But would Lloyd be turned back from a course she had chosen for herself? Could he persuade her? Then with this thought of possible opposition Bennett's resolve all at once tightened to the sticking point. Never in the darkest hours of his struggle with the arctic ice had his determination grown so fierce; never had his resolution so girded itself, so nerved itself to crush down resistance. The force of his will seemed brusquely to be quadrupled and decupled. He would do as he desired; come what might he would gain his end. He would stop at nothing, hesitate at nothing. It would probably be difficult to get her from her post, but with all his giant's strength Bennett set himself to gain her safety.
A great point that he believed was in his favour, a consideration that influenced him to adopt so irrevocable a resolution, was his belief that Lloyd loved him. Bennett was not a woman's man. Men he could understand and handle like so many manikins, but the nature of his life and work did not conduce to a knowledge of women. Bennett did not understand them. In his interview with Lloyd when she had so strenuously denied Ferriss' story Bennett could not catch the ring of truth. It had gotten into his mind that Lloyd loved him. He believed easily what he wanted to believe, and his faith in Lloyd's love for him had become a part and parcel of his fundamental idea of things, not readily to be driven out even by Lloyd herself.
Bennett's resolution was taken. Never had he failed in accomplishing that upon which he set his mind. He would not fail now. Beyond a certain limit—a limit which now he swiftly reached and passed—Bennett's determination to carry his point became, as it were, a sort of obsession; the sweep of the tremendous power he unchained carried his own self along with it in its resistless onrush. At such, times there was no light of reason in his actions. He saw only his point, beheld only his goal; deaf to all voices that would call him back, blind to all consideration that would lead him to swerve, reckless of everything that he trampled under foot, he stuck to his aim until that aim was an accomplished fact. When the grip of the Ice had threatened to close upon him and crush him, he had hurled himself against its barriers with an energy and resolve to conquer that was little short of directed frenzy. So it was with him now.
When Lloyd had parted from the Campbells in the square before the house, she had gone directly to the railway station of a suburban line, and, within the hour, was on her way to Medford. As always happened when an interesting case was to be treated, her mind became gradually filled with it to the exclusion of everything else. The Campbells, and Bennett's ready acceptance of a story that put her in so humiliating a light, were forgotten as the train swept her from the heat and dust of the City out into the green reaches of country to the southward. What had been done upon the case she had no means of telling. She only knew that the case was of unusual virulence and well advanced. It had killed one nurse already and seriously endangered the life of another, but so far from reflecting on the danger to herself, Lloyd felt a certain exhilaration in the thought that she was expected to succeed where others had succumbed. Another battle with the Enemy was at hand, the Enemy who, though conquered on a hundred fields, must inevitably triumph in the end. Once again this Enemy had stooped and caught a human being in his cold grip. Once again Life and Death were at grapples, and Death was strong, and from out the struggle a cry had come—had come to her—a cry for help.

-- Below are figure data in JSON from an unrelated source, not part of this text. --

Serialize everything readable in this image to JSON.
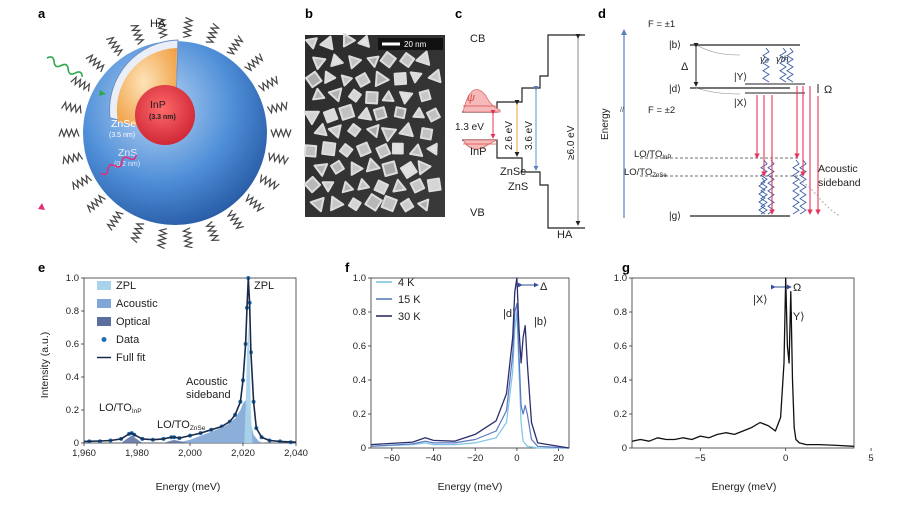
{
  "panels": {
    "a": {
      "label": "a",
      "ha": "HA",
      "inp": "InP",
      "inp_size": "(3.3 nm)",
      "znse": "ZnSe",
      "znse_size": "(3.5 nm)",
      "zns": "ZnS",
      "zns_size": "(0.2 nm)",
      "colors": {
        "inp": "#d8283a",
        "znse": "#f2a042",
        "zns": "#3f7fd0",
        "green_photon": "#2ea84f",
        "pink_photon": "#e0307a"
      }
    },
    "b": {
      "label": "b",
      "scalebar": "20 nm"
    },
    "c": {
      "label": "c",
      "cb": "CB",
      "vb": "VB",
      "psi": "ψ",
      "gap_inp": "1.3 eV",
      "gap_znse": "2.6 eV",
      "gap_zns": "3.6 eV",
      "gap_ha": "≥6.0 eV",
      "layer_inp": "InP",
      "layer_znse": "ZnSe",
      "layer_zns": "ZnS",
      "layer_ha": "HA"
    },
    "d": {
      "label": "d",
      "ylabel": "Energy",
      "f1": "F = ±1",
      "f2": "F = ±2",
      "state_b": "|b⟩",
      "state_d": "|d⟩",
      "state_y": "|Y⟩",
      "state_x": "|X⟩",
      "state_g": "|g⟩",
      "delta": "Δ",
      "omega": "Ω",
      "gamma0": "γ₀",
      "gammath": "γth",
      "lo_inp": "LO/TO",
      "lo_inp_sub": "InP",
      "lo_znse": "LO/TO",
      "lo_znse_sub": "ZnSe",
      "acoustic_1": "Acoustic",
      "acoustic_2": "sideband"
    },
    "e": {
      "label": "e",
      "xlabel": "Energy (meV)",
      "ylabel": "Intensity (a.u.)",
      "xticks": [
        "1,960",
        "1,980",
        "2,000",
        "2,020",
        "2,040"
      ],
      "yticks": [
        "0",
        "0.2",
        "0.4",
        "0.6",
        "0.8",
        "1.0"
      ],
      "legend": [
        "ZPL",
        "Acoustic",
        "Optical",
        "Data",
        "Full fit"
      ],
      "ann_zpl": "ZPL",
      "ann_acoustic_1": "Acoustic",
      "ann_acoustic_2": "sideband",
      "ann_lo_inp": "LO/TO",
      "ann_lo_inp_sub": "InP",
      "ann_lo_znse": "LO/TO",
      "ann_lo_znse_sub": "ZnSe"
    },
    "f": {
      "label": "f",
      "xlabel": "Energy (meV)",
      "xticks": [
        "−60",
        "−40",
        "−20",
        "0",
        "20"
      ],
      "yticks": [
        "0",
        "0.2",
        "0.4",
        "0.6",
        "0.8",
        "1.0"
      ],
      "legend": [
        "4 K",
        "15 K",
        "30 K"
      ],
      "ann_d": "|d⟩",
      "ann_b": "|b⟩",
      "ann_delta": "Δ"
    },
    "g": {
      "label": "g",
      "xlabel": "Energy (meV)",
      "xticks": [
        "−5",
        "0",
        "5"
      ],
      "yticks": [
        "0",
        "0.2",
        "0.4",
        "0.6",
        "0.8",
        "1.0"
      ],
      "ann_x": "|X⟩",
      "ann_y": "|Y⟩",
      "ann_omega": "Ω"
    }
  },
  "chart_data": [
    {
      "panel": "e",
      "type": "line",
      "xlabel": "Energy (meV)",
      "ylabel": "Intensity (a.u.)",
      "xlim": [
        1960,
        2040
      ],
      "ylim": [
        0,
        1.0
      ],
      "series": [
        {
          "name": "Data",
          "x": [
            1962,
            1966,
            1970,
            1974,
            1977,
            1978,
            1979,
            1982,
            1986,
            1990,
            1993,
            1994,
            1996,
            2000,
            2004,
            2008,
            2012,
            2015,
            2017,
            2019,
            2020,
            2021,
            2021.5,
            2022,
            2022.5,
            2023,
            2024,
            2025,
            2027,
            2030,
            2034,
            2038
          ],
          "y": [
            0.01,
            0.01,
            0.015,
            0.025,
            0.055,
            0.06,
            0.05,
            0.025,
            0.02,
            0.025,
            0.035,
            0.035,
            0.03,
            0.045,
            0.06,
            0.08,
            0.1,
            0.13,
            0.17,
            0.25,
            0.38,
            0.6,
            0.82,
            1.0,
            0.85,
            0.55,
            0.25,
            0.09,
            0.035,
            0.015,
            0.01,
            0.005
          ]
        },
        {
          "name": "Full fit",
          "x": [
            1960,
            1966,
            1970,
            1974,
            1977,
            1978,
            1979,
            1982,
            1986,
            1990,
            1993,
            1994,
            1996,
            2000,
            2004,
            2008,
            2012,
            2015,
            2017,
            2019,
            2020,
            2021,
            2021.5,
            2022,
            2022.5,
            2023,
            2024,
            2025,
            2027,
            2030,
            2034,
            2040
          ],
          "y": [
            0.01,
            0.012,
            0.015,
            0.025,
            0.055,
            0.06,
            0.05,
            0.025,
            0.02,
            0.025,
            0.035,
            0.035,
            0.03,
            0.045,
            0.06,
            0.08,
            0.1,
            0.13,
            0.17,
            0.25,
            0.38,
            0.6,
            0.82,
            1.0,
            0.85,
            0.55,
            0.25,
            0.09,
            0.035,
            0.015,
            0.01,
            0.005
          ]
        },
        {
          "name": "Acoustic",
          "x": [
            1995,
            2000,
            2005,
            2010,
            2014,
            2017,
            2019,
            2020,
            2021,
            2022,
            2023,
            2024,
            2026,
            2028
          ],
          "y": [
            0.0,
            0.02,
            0.05,
            0.08,
            0.11,
            0.15,
            0.2,
            0.24,
            0.26,
            0.22,
            0.12,
            0.05,
            0.01,
            0.0
          ]
        },
        {
          "name": "ZPL",
          "x": [
            2020.5,
            2021,
            2021.5,
            2022,
            2022.5,
            2023,
            2023.5
          ],
          "y": [
            0.0,
            0.2,
            0.55,
            0.72,
            0.55,
            0.2,
            0.0
          ]
        },
        {
          "name": "Optical",
          "x": [
            1974,
            1977,
            1978,
            1979,
            1982,
            1990,
            1993,
            1994,
            1996,
            1999
          ],
          "y": [
            0.0,
            0.035,
            0.045,
            0.035,
            0.0,
            0.0,
            0.015,
            0.018,
            0.012,
            0.0
          ]
        }
      ]
    },
    {
      "panel": "f",
      "type": "line",
      "xlabel": "Energy (meV)",
      "xlim": [
        -70,
        25
      ],
      "ylim": [
        0,
        1.0
      ],
      "series": [
        {
          "name": "4 K",
          "x": [
            -70,
            -50,
            -44,
            -40,
            -30,
            -20,
            -10,
            -5,
            -2,
            -1,
            0,
            1,
            2,
            3,
            5,
            10,
            25
          ],
          "y": [
            0.01,
            0.02,
            0.03,
            0.02,
            0.02,
            0.03,
            0.06,
            0.15,
            0.45,
            0.7,
            0.8,
            0.45,
            0.15,
            0.04,
            0.01,
            0.0,
            0.0
          ]
        },
        {
          "name": "15 K",
          "x": [
            -70,
            -50,
            -44,
            -40,
            -30,
            -20,
            -10,
            -5,
            -2,
            -1,
            0,
            1,
            2,
            3,
            4,
            5,
            7,
            10,
            25
          ],
          "y": [
            0.01,
            0.025,
            0.04,
            0.03,
            0.03,
            0.05,
            0.1,
            0.22,
            0.55,
            0.8,
            0.85,
            0.55,
            0.25,
            0.2,
            0.25,
            0.2,
            0.05,
            0.01,
            0.0
          ]
        },
        {
          "name": "30 K",
          "x": [
            -70,
            -50,
            -44,
            -40,
            -30,
            -20,
            -10,
            -5,
            -2,
            -1,
            0,
            1,
            2,
            3,
            4,
            5,
            7,
            10,
            25
          ],
          "y": [
            0.02,
            0.035,
            0.06,
            0.045,
            0.04,
            0.08,
            0.16,
            0.32,
            0.65,
            0.92,
            1.0,
            0.7,
            0.5,
            0.65,
            0.72,
            0.5,
            0.15,
            0.03,
            0.0
          ]
        }
      ]
    },
    {
      "panel": "g",
      "type": "line",
      "xlabel": "Energy (meV)",
      "xlim": [
        -9,
        4
      ],
      "ylim": [
        0,
        1.0
      ],
      "series": [
        {
          "name": "",
          "x": [
            -9,
            -8.5,
            -8,
            -7.5,
            -7,
            -6.5,
            -6,
            -5.5,
            -5,
            -4.5,
            -4,
            -3.5,
            -3,
            -2.5,
            -2,
            -1.5,
            -1,
            -0.6,
            -0.3,
            -0.1,
            0,
            0.1,
            0.2,
            0.3,
            0.4,
            0.5,
            0.6,
            0.8,
            1.2,
            2,
            3,
            4
          ],
          "y": [
            0.04,
            0.05,
            0.04,
            0.06,
            0.05,
            0.05,
            0.06,
            0.05,
            0.07,
            0.06,
            0.08,
            0.09,
            0.08,
            0.1,
            0.12,
            0.15,
            0.13,
            0.1,
            0.18,
            0.5,
            1.0,
            0.6,
            0.5,
            0.92,
            0.4,
            0.12,
            0.05,
            0.03,
            0.02,
            0.02,
            0.015,
            0.01
          ]
        }
      ]
    }
  ]
}
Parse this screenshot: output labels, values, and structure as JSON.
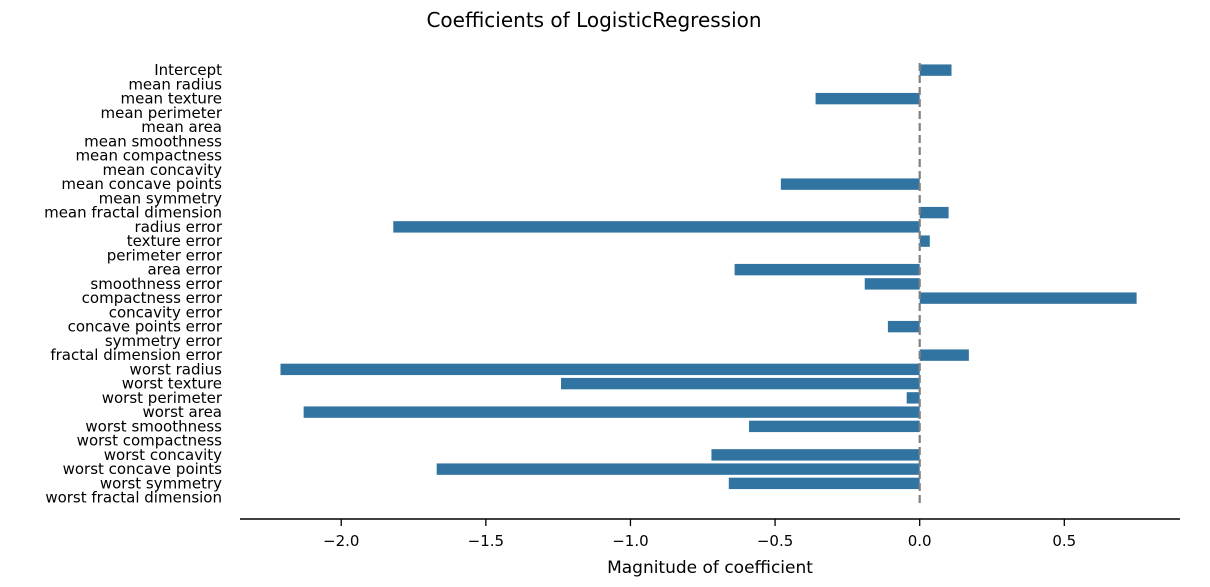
{
  "chart_data": {
    "type": "bar",
    "orientation": "horizontal",
    "title": "Coefficients of LogisticRegression",
    "xlabel": "Magnitude of coefficient",
    "ylabel": "",
    "xlim": [
      -2.35,
      0.9
    ],
    "xticks": [
      -2.0,
      -1.5,
      -1.0,
      -0.5,
      0.0,
      0.5
    ],
    "xtick_labels": [
      "−2.0",
      "−1.5",
      "−1.0",
      "−0.5",
      "0.0",
      "0.5"
    ],
    "bar_color": "#3274a1",
    "zero_line_color": "#808080",
    "grid": false,
    "categories": [
      "Intercept",
      "mean radius",
      "mean texture",
      "mean perimeter",
      "mean area",
      "mean smoothness",
      "mean compactness",
      "mean concavity",
      "mean concave points",
      "mean symmetry",
      "mean fractal dimension",
      "radius error",
      "texture error",
      "perimeter error",
      "area error",
      "smoothness error",
      "compactness error",
      "concavity error",
      "concave points error",
      "symmetry error",
      "fractal dimension error",
      "worst radius",
      "worst texture",
      "worst perimeter",
      "worst area",
      "worst smoothness",
      "worst compactness",
      "worst concavity",
      "worst concave points",
      "worst symmetry",
      "worst fractal dimension"
    ],
    "values": [
      0.11,
      0.0,
      -0.36,
      0.0,
      0.0,
      0.0,
      0.0,
      0.0,
      -0.48,
      0.0,
      0.1,
      -1.82,
      0.035,
      0.0,
      -0.64,
      -0.19,
      0.75,
      0.0,
      -0.11,
      0.0,
      0.17,
      -2.21,
      -1.24,
      -0.045,
      -2.13,
      -0.59,
      0.0,
      -0.72,
      -1.67,
      -0.66,
      0.0
    ]
  }
}
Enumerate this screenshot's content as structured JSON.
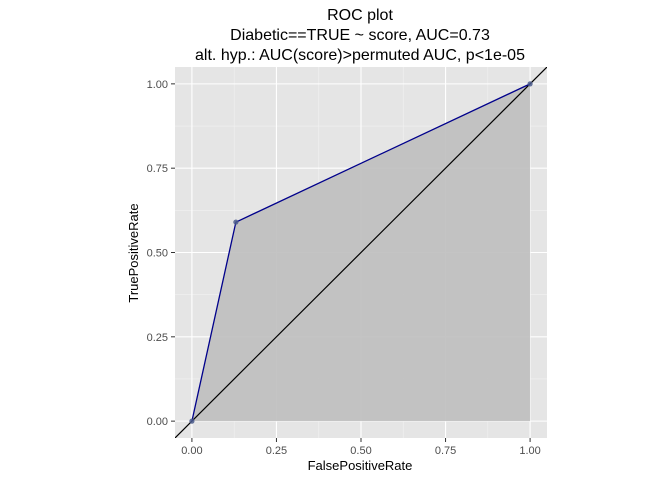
{
  "chart_data": {
    "type": "line",
    "title": "ROC plot",
    "subtitle_lines": [
      "Diabetic==TRUE ~ score, AUC=0.73",
      "alt. hyp.: AUC(score)>permuted AUC, p<1e-05"
    ],
    "xlabel": "FalsePositiveRate",
    "ylabel": "TruePositiveRate",
    "xlim": [
      -0.05,
      1.05
    ],
    "ylim": [
      -0.05,
      1.05
    ],
    "x_ticks": [
      0.0,
      0.25,
      0.5,
      0.75,
      1.0
    ],
    "x_tick_labels": [
      "0.00",
      "0.25",
      "0.50",
      "0.75",
      "1.00"
    ],
    "y_ticks": [
      0.0,
      0.25,
      0.5,
      0.75,
      1.0
    ],
    "y_tick_labels": [
      "0.00",
      "0.25",
      "0.50",
      "0.75",
      "1.00"
    ],
    "grid": true,
    "series": [
      {
        "points": [
          {
            "x": 0.0,
            "y": 0.0
          },
          {
            "x": 0.13,
            "y": 0.59
          },
          {
            "x": 1.0,
            "y": 1.0
          }
        ],
        "color": "#00008b",
        "fill": "#bebebe"
      }
    ],
    "reference_line": {
      "points": [
        {
          "x": -0.05,
          "y": -0.05
        },
        {
          "x": 1.05,
          "y": 1.05
        }
      ],
      "color": "#000000"
    },
    "colors": {
      "panel_background": "#e5e5e5",
      "grid_major": "#ffffff",
      "grid_minor": "#f2f2f2",
      "point_fill": "#4a5a8c"
    }
  }
}
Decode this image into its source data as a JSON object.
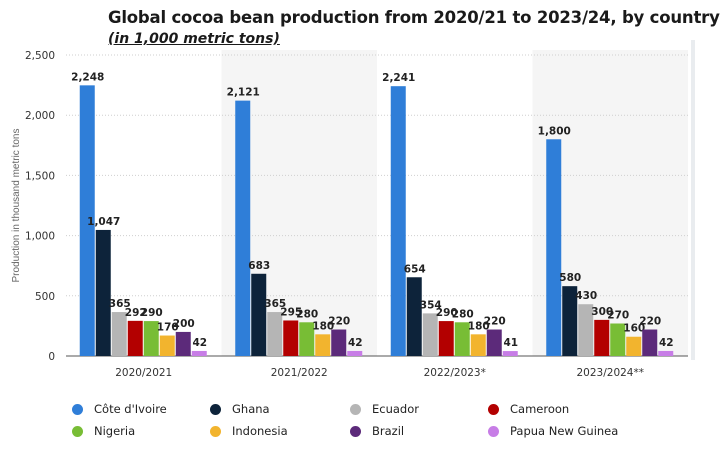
{
  "page": {
    "title": "Global cocoa bean production from 2020/21 to 2023/24, by country",
    "subtitle": "(in 1,000 metric tons)"
  },
  "colors": {
    "Côte d'Ivoire": "#2f7ed8",
    "Ghana": "#0d233a",
    "Ecuador": "#b5b5b5",
    "Cameroon": "#b30000",
    "Nigeria": "#78bd35",
    "Indonesia": "#f2b42e",
    "Brazil": "#5c2a7a",
    "Papua New Guinea": "#c77de6"
  },
  "chart_data": {
    "type": "bar",
    "title": "Global cocoa bean production from 2020/21 to 2023/24, by country",
    "subtitle": "(in 1,000 metric tons)",
    "xlabel": "",
    "ylabel": "Production in thousand metric tons",
    "ylim": [
      0,
      2500
    ],
    "yticks": [
      0,
      500,
      1000,
      1500,
      2000,
      2500
    ],
    "ytick_labels": [
      "0",
      "500",
      "1,000",
      "1,500",
      "2,000",
      "2,500"
    ],
    "grid": true,
    "legend_position": "bottom",
    "categories": [
      "2020/2021",
      "2021/2022",
      "2022/2023*",
      "2023/2024**"
    ],
    "series": [
      {
        "name": "Côte d'Ivoire",
        "values": [
          2248,
          2121,
          2241,
          1800
        ],
        "labels": [
          "2,248",
          "2,121",
          "2,241",
          "1,800"
        ]
      },
      {
        "name": "Ghana",
        "values": [
          1047,
          683,
          654,
          580
        ],
        "labels": [
          "1,047",
          "683",
          "654",
          "580"
        ]
      },
      {
        "name": "Ecuador",
        "values": [
          365,
          365,
          354,
          430
        ],
        "labels": [
          "365",
          "365",
          "354",
          "430"
        ]
      },
      {
        "name": "Cameroon",
        "values": [
          292,
          295,
          290,
          300
        ],
        "labels": [
          "292",
          "295",
          "290",
          "300"
        ]
      },
      {
        "name": "Nigeria",
        "values": [
          290,
          280,
          280,
          270
        ],
        "labels": [
          "290",
          "280",
          "280",
          "270"
        ]
      },
      {
        "name": "Indonesia",
        "values": [
          170,
          180,
          180,
          160
        ],
        "labels": [
          "170",
          "180",
          "180",
          "160"
        ]
      },
      {
        "name": "Brazil",
        "values": [
          200,
          220,
          220,
          220
        ],
        "labels": [
          "200",
          "220",
          "220",
          "220"
        ]
      },
      {
        "name": "Papua New Guinea",
        "values": [
          42,
          42,
          41,
          42
        ],
        "labels": [
          "42",
          "42",
          "41",
          "42"
        ]
      }
    ]
  }
}
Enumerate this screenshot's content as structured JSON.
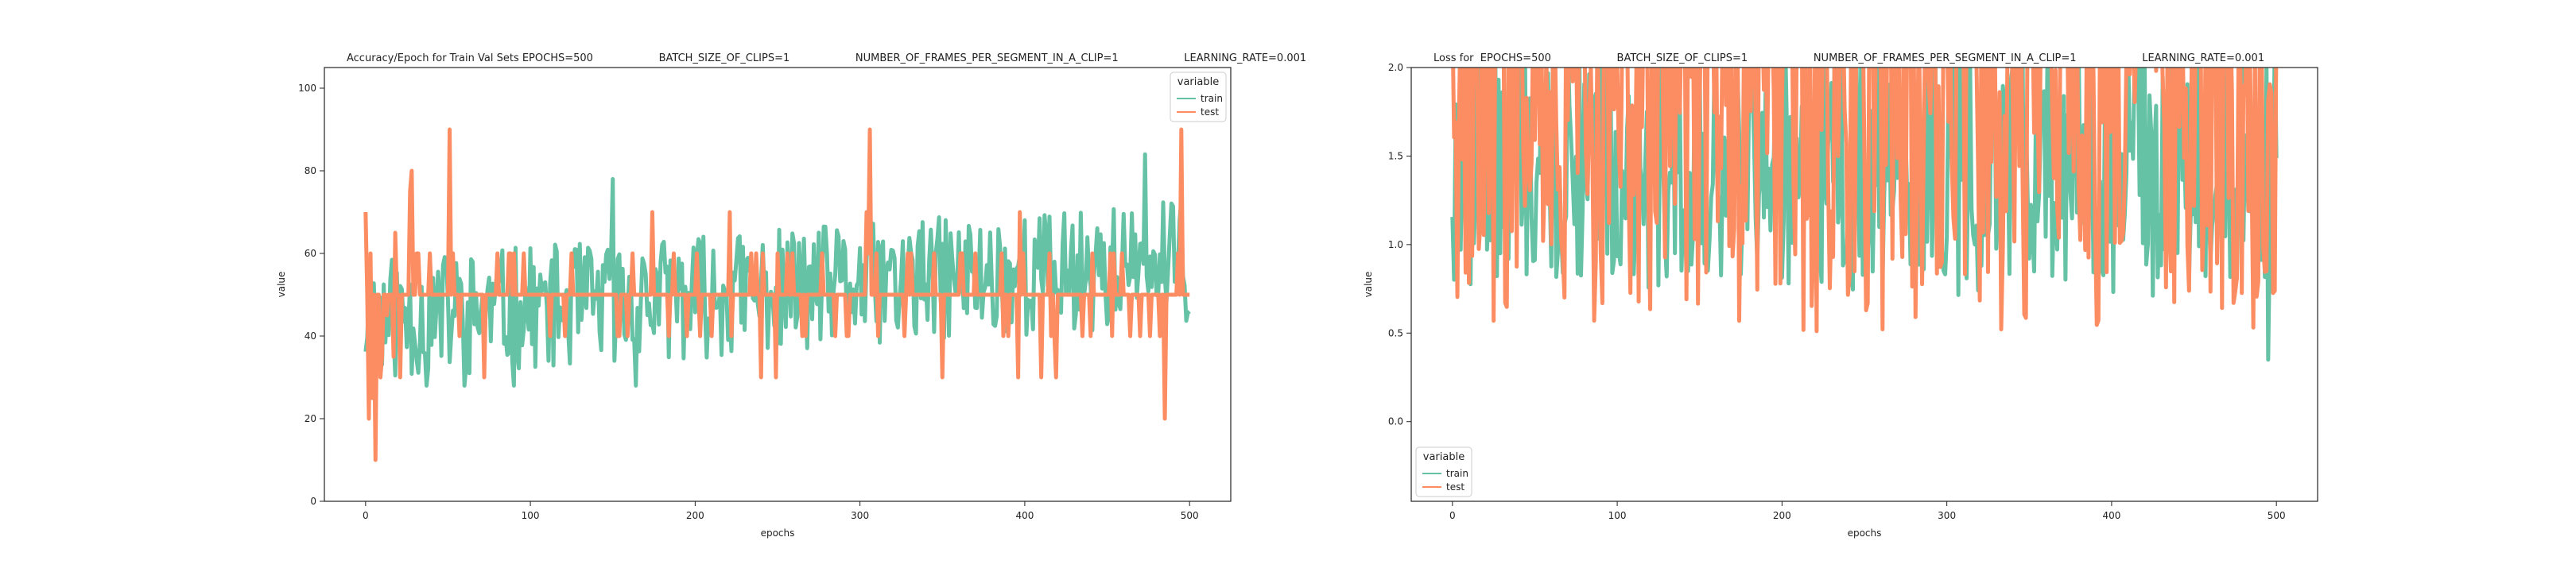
{
  "chart_data": [
    {
      "type": "line",
      "title": "Accuracy/Epoch for Train Val Sets EPOCHS=500                    BATCH_SIZE_OF_CLIPS=1                    NUMBER_OF_FRAMES_PER_SEGMENT_IN_A_CLIP=1                    LEARNING_RATE=0.001",
      "xlabel": "epochs",
      "ylabel": "value",
      "xlim": [
        -25,
        525
      ],
      "ylim": [
        0,
        105
      ],
      "xticks": [
        0,
        100,
        200,
        300,
        400,
        500
      ],
      "yticks": [
        0,
        20,
        40,
        60,
        80,
        100
      ],
      "legend": {
        "title": "variable",
        "placement": "top-right"
      },
      "series": [
        {
          "name": "train",
          "color": "#66c2a5",
          "seed": 11,
          "mode": "acc_train"
        },
        {
          "name": "test",
          "color": "#fc8d62",
          "seed": 29,
          "mode": "acc_test"
        }
      ]
    },
    {
      "type": "line",
      "title": "Loss for  EPOCHS=500                    BATCH_SIZE_OF_CLIPS=1                    NUMBER_OF_FRAMES_PER_SEGMENT_IN_A_CLIP=1                    LEARNING_RATE=0.001",
      "xlabel": "epochs",
      "ylabel": "value",
      "xlim": [
        -25,
        525
      ],
      "ylim": [
        -0.45,
        2.0
      ],
      "xticks": [
        0,
        100,
        200,
        300,
        400,
        500
      ],
      "yticks": [
        0.0,
        0.5,
        1.0,
        1.5,
        2.0
      ],
      "yticklabels": [
        "0.0",
        "0.5",
        "1.0",
        "1.5",
        "2.0"
      ],
      "legend": {
        "title": "variable",
        "placement": "bottom-left"
      },
      "series": [
        {
          "name": "train",
          "color": "#66c2a5",
          "seed": 47,
          "mode": "loss_train"
        },
        {
          "name": "test",
          "color": "#fc8d62",
          "seed": 83,
          "mode": "loss_test"
        }
      ]
    }
  ]
}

All the exuberance of battle grew big within her breast. She was impatient to be there—there at hand—to face the Enemy again across the sick-bed, where she had so often faced and outfought him before; and, matching her force against his force, her obstinacy against his strength—the strength that would pull the life from her grasp—her sleepless vigilance against his stealth, her intelligence against his cunning, her courage against his terrors, her resistance against his attack, her skill against his strategy, her science against his world-old, worldwide experience, win the fight, save the life, hold firm against his slow, resistless pull and triumph again, if it was only for the day.
Succeed she would and must. Her inborn obstinacy, her sturdy refusal to yield her ground, whatever it should be, her stubborn power of resistance, her tenacity of her chosen course, came to her aid as she drew swiftly near to the spot whereon the battle would be fought. Mentally she braced herself, holding back with all her fine, hard-tempered, native strength. No, she would not yield the life to the Enemy; no, she would not give up; no, she would not recede. Let the Enemy do his worst—she was strong against his efforts.
At Medford, which she reached toward four in the afternoon, after an hour's ride from the City, she found a conveyance waiting for her, and was driven rapidly through streets bordered with villas and closely shaven lawns to a fair-sized country seat on the outskirts of the town. The housekeeper met her at the door with the information that the doctor was, at the moment, in the sick-room, and had left orders that the nurse should be brought to him the moment she arrived. The housekeeper showed Lloyd the way to the second landing, knocking upon the half-open door at the end of the hall, and ushering her in without waiting for an answer.
Lloyd took in the room at a glance—the closely drawn curtains, the screen between the bed and the windows, the doctor standing on the hearth-rug, and the fever-inflamed face of the patient on the pillow. Then all her power of self-repression could not keep her from uttering a smothered exclamation.
For she, the woman who, with all the savage energy of him, Bennett loved, had, at peril of her life, come to nurse Bennett's nearest friend, the man of all others dear to him—Richard Ferriss.